[dcc2] Other comments
myndzi
myndzi at gmail.com
Mon Jun 28 02:26:55 EDT 2004
> Well that depends on what you're doing. For example, say I'm transfering a
> picture. In a web browser, the picture is displayed as it is downloaded (e.g
> png files in IE). Well, if the packets are sent out of order, you can't do
> that. However, if the packets are sent in order, having the image displayed
> while it downloads would work just fine. And, based on some things I've
> read, there are IRC clients that display images as they are downloaded
> (though I've never found one that actually does it).
But we aren't talking about web browsers here. And in addition to
that, pictures are NOT necessarily displayed partially as they
download...
> Additionally, this makes it inefficient. Since the packets are stored out of
> order, this means you need to do one of three things. Either store the
> unordered contents in memory, store the unordered contents in a temporary
> file, or treat the file as memory and reorder within the file. Then, when
> the file is done, you can arrange it all, and in cases 1 and 2, either copy
> from memory, or from the tmp file, to the actual file. Now for a 1KB file,
> no big deal. But, what if I'm d/ling a 4GB file? Well, I don't have 4GB of
> RAM for the program to store the unordered packets in memory. I don't want
> to dedicate 8GB of disk space to receive a 4GB file, and I don't want the
> tremendous speed decrease that reordering the packets within a 4GB file
> would cause (Imagine the unlikely scenario where packet 45782 goes in
> location 2). If the packets did not coincide with sector sizes, reordering
> within the existing file could cause a great deal of overhead.
There are a number of file transfer clients these days that have no
problem with out of order packets -- in fact, they thrive on them.
There's no reason (especially since it's not arbitrary throughout the
file, just maybe a packet or two reversed) that you shouldn't be able
to store say, the 3rd chunk before storing the 2nd -- just be sure to
write it to the correct place in file (given by the packet's headers
anyway).
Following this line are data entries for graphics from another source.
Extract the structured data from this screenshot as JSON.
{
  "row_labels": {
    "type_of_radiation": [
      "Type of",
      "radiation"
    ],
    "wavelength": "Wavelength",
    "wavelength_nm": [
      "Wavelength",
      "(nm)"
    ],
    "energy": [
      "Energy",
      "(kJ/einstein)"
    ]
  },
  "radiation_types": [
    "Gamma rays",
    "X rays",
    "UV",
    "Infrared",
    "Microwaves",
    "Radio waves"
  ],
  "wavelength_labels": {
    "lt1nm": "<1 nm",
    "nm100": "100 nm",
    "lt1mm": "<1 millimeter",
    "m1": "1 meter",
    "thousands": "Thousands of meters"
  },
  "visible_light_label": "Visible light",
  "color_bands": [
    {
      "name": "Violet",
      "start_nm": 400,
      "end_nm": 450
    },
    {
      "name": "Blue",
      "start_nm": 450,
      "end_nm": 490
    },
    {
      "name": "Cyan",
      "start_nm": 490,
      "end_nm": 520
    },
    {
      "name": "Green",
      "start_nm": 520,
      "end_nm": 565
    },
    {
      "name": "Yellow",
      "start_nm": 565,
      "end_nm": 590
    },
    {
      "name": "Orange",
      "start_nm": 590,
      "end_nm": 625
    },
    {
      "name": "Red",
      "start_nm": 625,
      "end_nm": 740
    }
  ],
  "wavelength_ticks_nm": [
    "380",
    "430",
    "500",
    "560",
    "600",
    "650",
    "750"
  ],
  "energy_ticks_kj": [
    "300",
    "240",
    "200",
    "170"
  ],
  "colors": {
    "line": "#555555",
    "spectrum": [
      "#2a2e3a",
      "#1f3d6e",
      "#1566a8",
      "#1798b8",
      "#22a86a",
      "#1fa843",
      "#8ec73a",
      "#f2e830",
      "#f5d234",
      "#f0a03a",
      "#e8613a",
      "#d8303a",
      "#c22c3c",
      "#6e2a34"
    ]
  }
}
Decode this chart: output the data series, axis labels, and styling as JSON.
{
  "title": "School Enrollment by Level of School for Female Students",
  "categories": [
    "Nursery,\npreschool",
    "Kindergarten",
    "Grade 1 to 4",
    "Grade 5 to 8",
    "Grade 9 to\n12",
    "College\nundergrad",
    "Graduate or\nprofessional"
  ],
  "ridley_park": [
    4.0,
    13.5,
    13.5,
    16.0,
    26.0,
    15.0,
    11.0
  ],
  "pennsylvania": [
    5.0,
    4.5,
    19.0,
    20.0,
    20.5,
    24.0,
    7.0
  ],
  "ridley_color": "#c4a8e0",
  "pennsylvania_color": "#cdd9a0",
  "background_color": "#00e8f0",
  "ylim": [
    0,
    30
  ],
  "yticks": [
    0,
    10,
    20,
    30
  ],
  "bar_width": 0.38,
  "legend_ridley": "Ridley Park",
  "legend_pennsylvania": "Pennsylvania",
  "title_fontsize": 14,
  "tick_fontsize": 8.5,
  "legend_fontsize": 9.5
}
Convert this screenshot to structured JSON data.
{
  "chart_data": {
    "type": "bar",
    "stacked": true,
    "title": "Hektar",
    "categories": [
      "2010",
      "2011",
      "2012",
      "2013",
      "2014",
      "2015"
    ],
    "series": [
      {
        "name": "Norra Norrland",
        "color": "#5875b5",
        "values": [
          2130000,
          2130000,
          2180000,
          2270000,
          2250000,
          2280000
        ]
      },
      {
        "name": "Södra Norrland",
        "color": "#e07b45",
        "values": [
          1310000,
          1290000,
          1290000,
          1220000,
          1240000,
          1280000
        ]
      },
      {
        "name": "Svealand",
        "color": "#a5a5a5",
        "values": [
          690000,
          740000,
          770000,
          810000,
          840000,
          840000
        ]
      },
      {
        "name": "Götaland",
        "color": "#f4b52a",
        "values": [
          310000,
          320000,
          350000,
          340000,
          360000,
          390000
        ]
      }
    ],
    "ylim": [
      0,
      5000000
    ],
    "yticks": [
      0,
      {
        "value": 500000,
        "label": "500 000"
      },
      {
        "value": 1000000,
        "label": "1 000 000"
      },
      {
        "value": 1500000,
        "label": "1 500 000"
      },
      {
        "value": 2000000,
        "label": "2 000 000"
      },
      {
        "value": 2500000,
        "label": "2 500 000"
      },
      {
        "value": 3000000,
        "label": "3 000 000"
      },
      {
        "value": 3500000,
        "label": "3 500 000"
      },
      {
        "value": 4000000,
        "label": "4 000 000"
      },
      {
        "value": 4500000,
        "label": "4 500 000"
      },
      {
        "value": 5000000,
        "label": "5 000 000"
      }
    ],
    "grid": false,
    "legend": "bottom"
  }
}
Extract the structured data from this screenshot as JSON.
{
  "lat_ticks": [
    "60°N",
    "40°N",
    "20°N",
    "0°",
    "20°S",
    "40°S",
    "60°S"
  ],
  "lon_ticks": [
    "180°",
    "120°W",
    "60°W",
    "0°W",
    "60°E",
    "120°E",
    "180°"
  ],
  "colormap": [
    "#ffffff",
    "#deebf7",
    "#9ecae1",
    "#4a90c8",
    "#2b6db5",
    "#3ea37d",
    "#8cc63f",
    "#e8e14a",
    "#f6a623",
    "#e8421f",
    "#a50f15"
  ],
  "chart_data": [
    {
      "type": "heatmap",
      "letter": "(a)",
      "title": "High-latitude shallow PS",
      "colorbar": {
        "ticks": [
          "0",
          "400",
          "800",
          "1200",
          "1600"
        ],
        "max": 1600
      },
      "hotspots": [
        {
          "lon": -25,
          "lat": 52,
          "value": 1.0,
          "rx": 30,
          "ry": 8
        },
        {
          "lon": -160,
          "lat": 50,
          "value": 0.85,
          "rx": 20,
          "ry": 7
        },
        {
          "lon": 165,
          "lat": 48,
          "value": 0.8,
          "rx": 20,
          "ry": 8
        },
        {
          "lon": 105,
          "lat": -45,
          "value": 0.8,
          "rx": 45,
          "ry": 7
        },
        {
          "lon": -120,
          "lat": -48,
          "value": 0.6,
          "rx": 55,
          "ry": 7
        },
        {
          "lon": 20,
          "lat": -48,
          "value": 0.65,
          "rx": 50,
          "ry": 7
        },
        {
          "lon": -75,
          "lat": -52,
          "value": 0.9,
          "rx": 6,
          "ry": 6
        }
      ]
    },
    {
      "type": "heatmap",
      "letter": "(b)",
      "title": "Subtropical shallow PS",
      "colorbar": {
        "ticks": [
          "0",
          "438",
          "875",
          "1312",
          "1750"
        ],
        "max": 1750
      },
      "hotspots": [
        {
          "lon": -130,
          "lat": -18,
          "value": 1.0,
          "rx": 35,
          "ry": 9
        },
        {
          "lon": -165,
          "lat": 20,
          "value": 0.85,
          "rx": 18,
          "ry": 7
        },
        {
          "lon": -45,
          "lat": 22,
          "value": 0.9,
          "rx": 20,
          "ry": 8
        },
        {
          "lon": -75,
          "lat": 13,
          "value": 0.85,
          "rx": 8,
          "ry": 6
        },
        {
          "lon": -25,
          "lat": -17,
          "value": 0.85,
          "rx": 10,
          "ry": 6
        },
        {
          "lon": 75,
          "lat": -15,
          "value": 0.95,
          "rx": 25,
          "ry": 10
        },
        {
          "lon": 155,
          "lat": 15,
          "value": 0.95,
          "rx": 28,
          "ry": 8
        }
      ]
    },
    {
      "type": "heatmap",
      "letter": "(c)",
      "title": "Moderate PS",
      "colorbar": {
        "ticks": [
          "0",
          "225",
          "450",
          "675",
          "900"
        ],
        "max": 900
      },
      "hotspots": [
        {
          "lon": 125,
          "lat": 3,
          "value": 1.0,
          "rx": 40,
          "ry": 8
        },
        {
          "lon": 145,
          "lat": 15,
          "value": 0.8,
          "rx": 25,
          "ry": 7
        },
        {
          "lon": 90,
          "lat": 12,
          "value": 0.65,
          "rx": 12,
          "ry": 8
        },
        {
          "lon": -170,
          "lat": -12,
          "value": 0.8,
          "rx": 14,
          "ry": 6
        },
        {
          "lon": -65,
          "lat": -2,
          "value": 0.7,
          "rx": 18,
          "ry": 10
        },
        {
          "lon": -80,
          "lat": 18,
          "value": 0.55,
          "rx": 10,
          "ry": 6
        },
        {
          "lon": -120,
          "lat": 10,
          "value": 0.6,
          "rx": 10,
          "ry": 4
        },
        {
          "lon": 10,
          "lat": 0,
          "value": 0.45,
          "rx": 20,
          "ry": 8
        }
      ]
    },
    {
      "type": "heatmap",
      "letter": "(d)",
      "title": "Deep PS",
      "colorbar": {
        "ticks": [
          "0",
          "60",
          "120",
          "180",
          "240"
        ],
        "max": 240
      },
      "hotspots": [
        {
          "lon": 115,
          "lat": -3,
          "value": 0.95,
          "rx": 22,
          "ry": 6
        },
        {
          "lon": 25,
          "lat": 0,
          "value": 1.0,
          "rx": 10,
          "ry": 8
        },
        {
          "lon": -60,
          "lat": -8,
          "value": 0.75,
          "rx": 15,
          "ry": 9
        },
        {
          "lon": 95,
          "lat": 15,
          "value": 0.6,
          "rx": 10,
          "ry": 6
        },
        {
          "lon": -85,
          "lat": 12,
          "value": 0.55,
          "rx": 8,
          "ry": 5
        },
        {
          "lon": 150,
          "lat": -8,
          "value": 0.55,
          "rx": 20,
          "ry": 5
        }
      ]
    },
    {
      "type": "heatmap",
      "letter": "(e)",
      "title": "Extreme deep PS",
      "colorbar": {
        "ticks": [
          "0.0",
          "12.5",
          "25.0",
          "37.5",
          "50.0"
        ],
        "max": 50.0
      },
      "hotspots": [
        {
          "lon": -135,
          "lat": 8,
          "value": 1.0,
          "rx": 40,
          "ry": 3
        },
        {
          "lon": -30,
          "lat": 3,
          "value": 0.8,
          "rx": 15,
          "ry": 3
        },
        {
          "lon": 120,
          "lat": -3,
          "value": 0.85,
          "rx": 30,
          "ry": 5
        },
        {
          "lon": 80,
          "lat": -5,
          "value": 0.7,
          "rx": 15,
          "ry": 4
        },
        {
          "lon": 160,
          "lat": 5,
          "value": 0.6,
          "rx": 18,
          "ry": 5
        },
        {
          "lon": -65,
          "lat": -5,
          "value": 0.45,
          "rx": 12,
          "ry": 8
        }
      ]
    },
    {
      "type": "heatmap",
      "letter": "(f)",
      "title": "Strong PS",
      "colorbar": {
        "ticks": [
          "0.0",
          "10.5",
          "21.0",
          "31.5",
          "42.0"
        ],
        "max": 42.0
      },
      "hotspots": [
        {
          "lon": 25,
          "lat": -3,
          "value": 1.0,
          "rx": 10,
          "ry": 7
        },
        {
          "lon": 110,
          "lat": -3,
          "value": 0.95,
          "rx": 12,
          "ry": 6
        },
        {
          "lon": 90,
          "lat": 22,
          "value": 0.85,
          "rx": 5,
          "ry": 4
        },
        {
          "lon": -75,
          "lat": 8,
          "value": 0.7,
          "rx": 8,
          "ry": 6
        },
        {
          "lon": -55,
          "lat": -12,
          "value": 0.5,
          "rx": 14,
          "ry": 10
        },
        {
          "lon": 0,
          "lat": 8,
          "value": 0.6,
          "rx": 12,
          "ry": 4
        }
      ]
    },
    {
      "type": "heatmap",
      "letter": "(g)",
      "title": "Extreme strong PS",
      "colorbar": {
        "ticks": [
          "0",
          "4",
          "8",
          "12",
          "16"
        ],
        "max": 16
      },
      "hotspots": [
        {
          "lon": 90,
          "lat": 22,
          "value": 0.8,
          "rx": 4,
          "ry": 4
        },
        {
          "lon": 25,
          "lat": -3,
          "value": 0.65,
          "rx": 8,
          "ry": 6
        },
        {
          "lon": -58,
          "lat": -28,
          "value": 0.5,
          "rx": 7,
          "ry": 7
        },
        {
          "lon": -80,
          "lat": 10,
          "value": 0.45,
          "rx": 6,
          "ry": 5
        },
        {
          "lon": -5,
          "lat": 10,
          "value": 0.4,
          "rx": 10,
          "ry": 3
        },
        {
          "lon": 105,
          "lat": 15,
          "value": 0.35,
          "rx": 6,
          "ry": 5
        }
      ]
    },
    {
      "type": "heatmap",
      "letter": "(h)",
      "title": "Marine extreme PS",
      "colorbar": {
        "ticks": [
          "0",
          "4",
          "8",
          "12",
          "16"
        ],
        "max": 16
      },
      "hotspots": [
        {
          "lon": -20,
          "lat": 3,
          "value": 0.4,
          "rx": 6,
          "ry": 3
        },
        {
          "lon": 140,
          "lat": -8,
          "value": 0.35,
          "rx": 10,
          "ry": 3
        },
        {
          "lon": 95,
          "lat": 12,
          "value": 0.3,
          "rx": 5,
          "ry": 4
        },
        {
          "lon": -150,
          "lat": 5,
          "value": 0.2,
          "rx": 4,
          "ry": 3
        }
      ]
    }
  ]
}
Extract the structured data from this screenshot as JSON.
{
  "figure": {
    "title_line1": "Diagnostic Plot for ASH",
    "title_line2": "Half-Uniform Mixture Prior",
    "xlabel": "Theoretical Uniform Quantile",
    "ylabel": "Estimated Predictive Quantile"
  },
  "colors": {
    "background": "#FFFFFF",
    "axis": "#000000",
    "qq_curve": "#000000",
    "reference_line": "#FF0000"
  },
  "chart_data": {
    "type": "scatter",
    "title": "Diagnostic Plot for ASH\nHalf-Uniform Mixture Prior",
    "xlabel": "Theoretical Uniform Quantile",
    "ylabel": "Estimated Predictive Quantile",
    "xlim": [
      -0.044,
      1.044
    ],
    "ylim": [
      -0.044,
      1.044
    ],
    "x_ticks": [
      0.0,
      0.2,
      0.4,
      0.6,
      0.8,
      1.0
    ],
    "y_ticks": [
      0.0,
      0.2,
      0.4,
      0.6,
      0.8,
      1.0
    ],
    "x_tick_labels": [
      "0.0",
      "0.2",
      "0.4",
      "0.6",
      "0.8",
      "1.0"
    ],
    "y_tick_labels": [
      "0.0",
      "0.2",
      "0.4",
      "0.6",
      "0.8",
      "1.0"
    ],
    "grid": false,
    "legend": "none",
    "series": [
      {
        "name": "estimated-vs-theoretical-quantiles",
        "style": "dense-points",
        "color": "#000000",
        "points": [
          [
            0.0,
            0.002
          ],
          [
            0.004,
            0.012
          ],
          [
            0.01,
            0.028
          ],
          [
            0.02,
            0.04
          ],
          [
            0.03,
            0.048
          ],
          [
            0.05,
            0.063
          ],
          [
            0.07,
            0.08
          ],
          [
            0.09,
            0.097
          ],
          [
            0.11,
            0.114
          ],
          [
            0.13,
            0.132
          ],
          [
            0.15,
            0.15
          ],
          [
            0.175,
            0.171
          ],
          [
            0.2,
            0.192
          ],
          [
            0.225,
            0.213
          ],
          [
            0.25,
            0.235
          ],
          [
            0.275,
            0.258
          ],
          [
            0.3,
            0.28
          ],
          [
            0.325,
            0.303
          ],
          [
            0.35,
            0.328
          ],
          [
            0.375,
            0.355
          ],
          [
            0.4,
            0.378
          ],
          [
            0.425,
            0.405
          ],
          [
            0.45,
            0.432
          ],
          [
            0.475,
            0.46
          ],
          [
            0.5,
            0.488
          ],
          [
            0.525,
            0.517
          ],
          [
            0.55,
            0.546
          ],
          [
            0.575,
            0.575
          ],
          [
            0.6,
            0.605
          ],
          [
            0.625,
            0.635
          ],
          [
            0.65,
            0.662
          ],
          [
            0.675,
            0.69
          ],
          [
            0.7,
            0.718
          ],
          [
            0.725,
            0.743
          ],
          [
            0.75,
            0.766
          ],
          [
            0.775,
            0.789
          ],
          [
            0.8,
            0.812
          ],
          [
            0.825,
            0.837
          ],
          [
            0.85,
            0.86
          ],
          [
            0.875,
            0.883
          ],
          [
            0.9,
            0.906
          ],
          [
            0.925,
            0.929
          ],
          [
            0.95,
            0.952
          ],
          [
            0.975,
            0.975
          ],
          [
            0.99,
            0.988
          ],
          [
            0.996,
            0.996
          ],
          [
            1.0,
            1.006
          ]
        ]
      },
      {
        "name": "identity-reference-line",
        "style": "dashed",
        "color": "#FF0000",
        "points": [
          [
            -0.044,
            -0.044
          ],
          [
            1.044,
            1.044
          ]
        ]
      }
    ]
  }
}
No reordering is required -- just proper ordering in the
first place.
> I agree, for some applications, UDP is useful. But, the way the draft is set
> up, it can be used for ANY application. It doesn't mention anywhere in the
> file send draft that "this Application requires TCP." So I don't think
> saying other applications might need UDP is valid. That explains why UDP
> should be supported by certain applications, not by all of them.
Nobody really said any choice in the draft should be supported by all
available applications -- we are just providing for negotiating which
to use. Obviously if a certain application can't use UDP, it will
reject the connection request or simply select TCP if offered.